Schiller war also hier durch einen in ihm erregten Unmut veranlaßt worden, das Geheimnis — zwar nicht zu verraten, aber doch zu seiner eigenen Genugthuung es anzudeuten, indem er dem Gefühl seiner Überlegenheit Ausdruck gab.

Was ihm in seiner jetzt begonnenen historischen Periode wohl am meisten Interesse einflößte, war Egmont. Seine Geschichte des Abfalls der Niederlande war schon begonnen. In der dramatischen Dichtung konnte er nunmehr die in seinem Carlos nur nebensächlich behandelte Gestalt des Herzogs Alba zu größerer Bedeutung erheben, ja in den von diesem ausgefüllten Akt den dramatischen Schwerpunkt legen. Was er aus den Goetheschen Vorarbeiten am meisten benutzen konnte und — zu seinem Verdrusse — benutzen mußte, war die Gestalt Clärchens, besonders in dem ersten Teil dieser Rolle. Aber von dem tragischen Wendepunkte an ließ er auch hier seine eigene dichterische Kraft walten. Es war ihm dabei sehr widerstrebend, daß er den Grundfehler in dem Goetheschen Entwurf nicht völlig beseitigen konnte: das Verhältnis Egmonts zu Clärchen, durch das die eigentliche tragische Größe des geschichtlichen Helden so empfindlich geschädigt wurde. Sehr bezeichnend für sein Verhältnis zu dem Drama ist die Rezension, die er bereits im Herbste nach dem Erscheinen des Stückes in der Allgemeinen Litteraturzeitung veröffentlichte. Man weiß, daß Schiller darin für das Stück ebenso viel Tadel wie Lob hatte. Schon dieser Umstand zeigt, daß das Drama von ihm selbst war, denn dadurch fühlte er sich durch keine Rücksichtnahme auf die Eitelkeit Goethes gebunden. Daß er die Volksszenen sehr lobte, war eine Anerkennung, die er sich selbst zollte, und er hatte ein Recht dazu, denn sie wurden später nur von ihm selbst in dem prachtvollen Stimmungsbild in Wallensteins Lager übertroffen. Dagegen mußte er sich deutlich gegen das Preisgeben des historischen Helden zu Gunsten eines leichtfertigen Liebhabers aussprechen. Er selbst konnte darin nichts ändern, wenn er nicht das Ganze neu schaffen wollte, und das mochte Goethe nicht zugeben. Daß endlich der Dichter des Egmont am Schlusse des Dramas uns aus der ergreifenden Wirklichkeit in die Opernwelt versetzt, nämlich durch die symbolische Traumerscheinung, erfährt von Schiller ebenfalls den schärfsten Tadel.

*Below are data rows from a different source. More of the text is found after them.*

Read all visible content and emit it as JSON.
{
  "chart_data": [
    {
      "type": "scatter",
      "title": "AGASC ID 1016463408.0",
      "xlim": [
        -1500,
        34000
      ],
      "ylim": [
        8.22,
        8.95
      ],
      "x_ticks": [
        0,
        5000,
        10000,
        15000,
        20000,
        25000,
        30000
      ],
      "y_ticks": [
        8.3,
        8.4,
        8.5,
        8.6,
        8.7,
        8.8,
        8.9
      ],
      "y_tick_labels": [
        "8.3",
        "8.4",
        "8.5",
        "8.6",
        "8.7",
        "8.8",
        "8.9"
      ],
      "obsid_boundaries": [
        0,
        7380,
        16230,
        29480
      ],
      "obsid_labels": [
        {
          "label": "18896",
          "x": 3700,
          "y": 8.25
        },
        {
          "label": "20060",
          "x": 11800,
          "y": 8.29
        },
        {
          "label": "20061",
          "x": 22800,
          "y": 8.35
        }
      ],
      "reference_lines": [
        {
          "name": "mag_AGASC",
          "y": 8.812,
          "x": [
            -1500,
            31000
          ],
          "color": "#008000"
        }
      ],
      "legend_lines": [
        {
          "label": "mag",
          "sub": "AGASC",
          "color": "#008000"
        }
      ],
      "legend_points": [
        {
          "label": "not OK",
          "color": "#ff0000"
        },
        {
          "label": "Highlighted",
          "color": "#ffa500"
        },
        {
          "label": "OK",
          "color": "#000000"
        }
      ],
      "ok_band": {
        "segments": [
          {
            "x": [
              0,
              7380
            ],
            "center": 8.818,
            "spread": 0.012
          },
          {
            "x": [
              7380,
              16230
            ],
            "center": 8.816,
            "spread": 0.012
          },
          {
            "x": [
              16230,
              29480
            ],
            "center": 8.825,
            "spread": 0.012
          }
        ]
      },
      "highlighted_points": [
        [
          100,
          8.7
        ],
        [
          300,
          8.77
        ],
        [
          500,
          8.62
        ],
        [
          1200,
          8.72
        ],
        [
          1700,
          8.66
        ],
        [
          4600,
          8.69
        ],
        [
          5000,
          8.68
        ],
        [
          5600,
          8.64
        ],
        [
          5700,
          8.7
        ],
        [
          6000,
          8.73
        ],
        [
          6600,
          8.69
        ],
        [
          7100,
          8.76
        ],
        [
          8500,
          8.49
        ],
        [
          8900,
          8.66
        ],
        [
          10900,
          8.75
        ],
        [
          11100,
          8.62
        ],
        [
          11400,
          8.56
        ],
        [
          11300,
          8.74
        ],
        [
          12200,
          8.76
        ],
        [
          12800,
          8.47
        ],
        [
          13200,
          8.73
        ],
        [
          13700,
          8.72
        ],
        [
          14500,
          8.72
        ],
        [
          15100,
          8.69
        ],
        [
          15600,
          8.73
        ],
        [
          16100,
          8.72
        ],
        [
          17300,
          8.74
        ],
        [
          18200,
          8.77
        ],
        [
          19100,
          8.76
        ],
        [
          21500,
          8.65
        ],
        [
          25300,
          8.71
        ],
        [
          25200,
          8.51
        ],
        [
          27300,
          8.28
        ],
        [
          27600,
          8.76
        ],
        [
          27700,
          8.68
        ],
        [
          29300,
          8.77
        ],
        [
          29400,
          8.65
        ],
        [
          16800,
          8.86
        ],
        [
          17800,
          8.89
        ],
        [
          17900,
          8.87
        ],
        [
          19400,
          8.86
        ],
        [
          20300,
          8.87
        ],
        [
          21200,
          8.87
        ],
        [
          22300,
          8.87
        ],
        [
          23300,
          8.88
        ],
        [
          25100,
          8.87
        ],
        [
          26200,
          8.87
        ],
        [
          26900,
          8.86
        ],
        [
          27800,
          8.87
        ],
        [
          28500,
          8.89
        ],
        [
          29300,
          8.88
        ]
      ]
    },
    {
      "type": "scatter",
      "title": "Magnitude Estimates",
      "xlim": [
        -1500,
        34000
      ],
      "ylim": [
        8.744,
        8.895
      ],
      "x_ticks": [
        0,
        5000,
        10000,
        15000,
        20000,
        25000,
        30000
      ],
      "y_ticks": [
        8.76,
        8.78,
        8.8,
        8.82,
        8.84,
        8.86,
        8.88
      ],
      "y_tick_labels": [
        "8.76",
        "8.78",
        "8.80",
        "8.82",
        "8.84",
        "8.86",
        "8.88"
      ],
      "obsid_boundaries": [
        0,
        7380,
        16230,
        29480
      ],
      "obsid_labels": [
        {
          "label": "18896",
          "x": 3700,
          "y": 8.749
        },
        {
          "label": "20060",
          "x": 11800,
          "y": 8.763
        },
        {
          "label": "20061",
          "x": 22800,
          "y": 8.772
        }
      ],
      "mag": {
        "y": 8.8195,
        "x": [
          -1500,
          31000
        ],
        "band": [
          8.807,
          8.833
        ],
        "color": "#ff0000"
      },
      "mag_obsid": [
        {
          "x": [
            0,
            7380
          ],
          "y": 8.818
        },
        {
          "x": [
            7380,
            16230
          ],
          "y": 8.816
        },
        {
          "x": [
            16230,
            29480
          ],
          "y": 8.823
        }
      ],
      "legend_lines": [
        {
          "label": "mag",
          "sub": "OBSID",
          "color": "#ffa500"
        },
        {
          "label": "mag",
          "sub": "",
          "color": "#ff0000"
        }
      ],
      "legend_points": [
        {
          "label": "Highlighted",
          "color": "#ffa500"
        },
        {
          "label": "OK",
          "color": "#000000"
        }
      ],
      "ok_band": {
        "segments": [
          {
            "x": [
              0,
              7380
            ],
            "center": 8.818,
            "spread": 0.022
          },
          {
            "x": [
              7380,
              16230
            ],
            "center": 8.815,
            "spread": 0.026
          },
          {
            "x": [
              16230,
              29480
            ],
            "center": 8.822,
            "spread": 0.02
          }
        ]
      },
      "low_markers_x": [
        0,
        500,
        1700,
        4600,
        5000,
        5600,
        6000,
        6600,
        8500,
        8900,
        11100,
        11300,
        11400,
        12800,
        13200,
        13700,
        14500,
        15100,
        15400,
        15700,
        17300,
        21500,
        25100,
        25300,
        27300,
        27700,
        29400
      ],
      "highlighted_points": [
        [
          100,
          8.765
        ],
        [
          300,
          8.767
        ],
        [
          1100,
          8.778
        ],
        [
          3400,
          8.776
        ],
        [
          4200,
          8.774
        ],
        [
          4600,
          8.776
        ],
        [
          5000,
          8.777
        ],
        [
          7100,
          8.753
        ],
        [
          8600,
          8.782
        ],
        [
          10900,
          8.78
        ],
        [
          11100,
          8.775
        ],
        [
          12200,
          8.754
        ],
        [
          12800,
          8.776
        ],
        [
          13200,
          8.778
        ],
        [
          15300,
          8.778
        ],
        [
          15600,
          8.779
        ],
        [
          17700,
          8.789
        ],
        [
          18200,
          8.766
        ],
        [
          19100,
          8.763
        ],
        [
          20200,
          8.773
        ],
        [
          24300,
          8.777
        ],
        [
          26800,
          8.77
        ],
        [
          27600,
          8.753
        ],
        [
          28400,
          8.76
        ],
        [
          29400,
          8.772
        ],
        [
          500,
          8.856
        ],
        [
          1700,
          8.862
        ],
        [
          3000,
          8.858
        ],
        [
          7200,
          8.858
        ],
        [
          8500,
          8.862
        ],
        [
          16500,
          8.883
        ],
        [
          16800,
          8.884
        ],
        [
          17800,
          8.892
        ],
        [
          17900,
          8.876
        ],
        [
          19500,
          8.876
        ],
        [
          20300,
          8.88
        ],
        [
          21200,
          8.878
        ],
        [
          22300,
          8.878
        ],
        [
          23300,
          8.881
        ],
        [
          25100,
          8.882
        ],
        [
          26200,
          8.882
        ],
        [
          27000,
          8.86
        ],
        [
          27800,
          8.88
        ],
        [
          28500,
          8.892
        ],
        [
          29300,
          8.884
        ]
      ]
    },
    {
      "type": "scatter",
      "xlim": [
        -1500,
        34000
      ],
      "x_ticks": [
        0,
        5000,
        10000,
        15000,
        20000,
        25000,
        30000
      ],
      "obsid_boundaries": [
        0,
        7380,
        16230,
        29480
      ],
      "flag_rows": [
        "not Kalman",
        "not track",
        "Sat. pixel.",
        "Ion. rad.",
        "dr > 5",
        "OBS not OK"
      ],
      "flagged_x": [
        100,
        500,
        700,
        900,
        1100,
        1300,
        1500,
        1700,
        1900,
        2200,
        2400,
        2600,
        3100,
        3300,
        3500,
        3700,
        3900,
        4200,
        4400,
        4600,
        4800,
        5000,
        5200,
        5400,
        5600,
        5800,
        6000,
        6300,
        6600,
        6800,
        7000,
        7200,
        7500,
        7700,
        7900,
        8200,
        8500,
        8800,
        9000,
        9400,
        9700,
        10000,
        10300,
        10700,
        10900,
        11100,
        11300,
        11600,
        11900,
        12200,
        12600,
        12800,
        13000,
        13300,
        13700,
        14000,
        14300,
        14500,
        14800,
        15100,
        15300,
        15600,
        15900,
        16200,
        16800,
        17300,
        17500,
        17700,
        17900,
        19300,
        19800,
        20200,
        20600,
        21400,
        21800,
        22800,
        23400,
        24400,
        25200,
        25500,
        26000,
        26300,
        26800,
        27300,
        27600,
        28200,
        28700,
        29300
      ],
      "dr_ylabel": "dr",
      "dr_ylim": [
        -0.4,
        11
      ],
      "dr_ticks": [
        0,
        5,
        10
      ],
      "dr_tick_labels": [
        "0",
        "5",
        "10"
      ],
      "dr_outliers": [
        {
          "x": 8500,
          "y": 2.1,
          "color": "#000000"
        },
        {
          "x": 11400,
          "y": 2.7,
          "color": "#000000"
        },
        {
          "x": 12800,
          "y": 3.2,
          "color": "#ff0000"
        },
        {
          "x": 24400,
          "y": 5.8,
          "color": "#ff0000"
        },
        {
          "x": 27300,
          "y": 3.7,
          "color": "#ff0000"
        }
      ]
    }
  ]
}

Aber auch gerade diese Szene ist von Schiller selbst hineingebracht, und man wird, von dieser Überzeugung ausgehend, die Worte in seiner Rezension verstehen, wenn er sagt: »Lächerlich würde es sein, dem Verfasser darthun zu wollen, wie sehr dadurch unsern Gefühlen Zwang angethan werde. Das hat er so gut und besser gewußt, als wir; aber ihm schien die Idee ... gehaltreich genug, um diese Freiheit allenfalls zu entschuldigen.«

Hier spricht er ganz aus der Seele des Dichters, denn allerdings hatte dieser, das heißt Schiller selbst, »das alles so gut und besser gewußt«. Wie scharf er an sich selbst Kritik üben konnte, das hatte er sechs Jahre vorher in seiner Selbstkritik der »Räuber« gezeigt, zu der diese Kritik des Egmont ein vollkommenes Seitenstück ist, nur daß er hier für das Lobenswürdige einen lebhafteren Ausdruck fand. Trotzdem wird man zugeben können, daß Schiller am Egmont stellenweise etwas flüchtig gearbeitet hat, weil er bei seinem historischen Empfinden durch die verkehrte ursprüngliche und nicht ganz zu beseitigende Anlage verstimmt und in seiner Schaffensfreudigkeit gestört blieb.

Sorgfältiger arbeitete er hiernach am Tasso, obwohl er ja auch hier das Gefühl haben mußte, daß es kein eigentliches Drama werden konnte. Aber dadurch wurde ihm die Arbeit eine angenehme Abwechselung, indem er sich ganz in die poetisch-psychologische Malerei und in die zu schildernden Seelenstimmungen mit allen ihren feineren Schattierungen versenken konnte. Es sei hier bemerkt, daß Schiller in jener Zeit Tassos befreites Jerusalem studierte, ja wir wissen sogar, daß er es in W. Heinses Übersetzung las. Man möge danach urteilen, von wem Goethes Tasso geschrieben war! In dieser Dichtung finden wir auch die Eigenart Schillers in seinen Frauengestalten wieder, ganz im Gegensatz zu Goethes Behandlungsweise. Die Prinzessin Leonore und Wallensteins Thekla sind in der That aus einem und demselben Thon geformt.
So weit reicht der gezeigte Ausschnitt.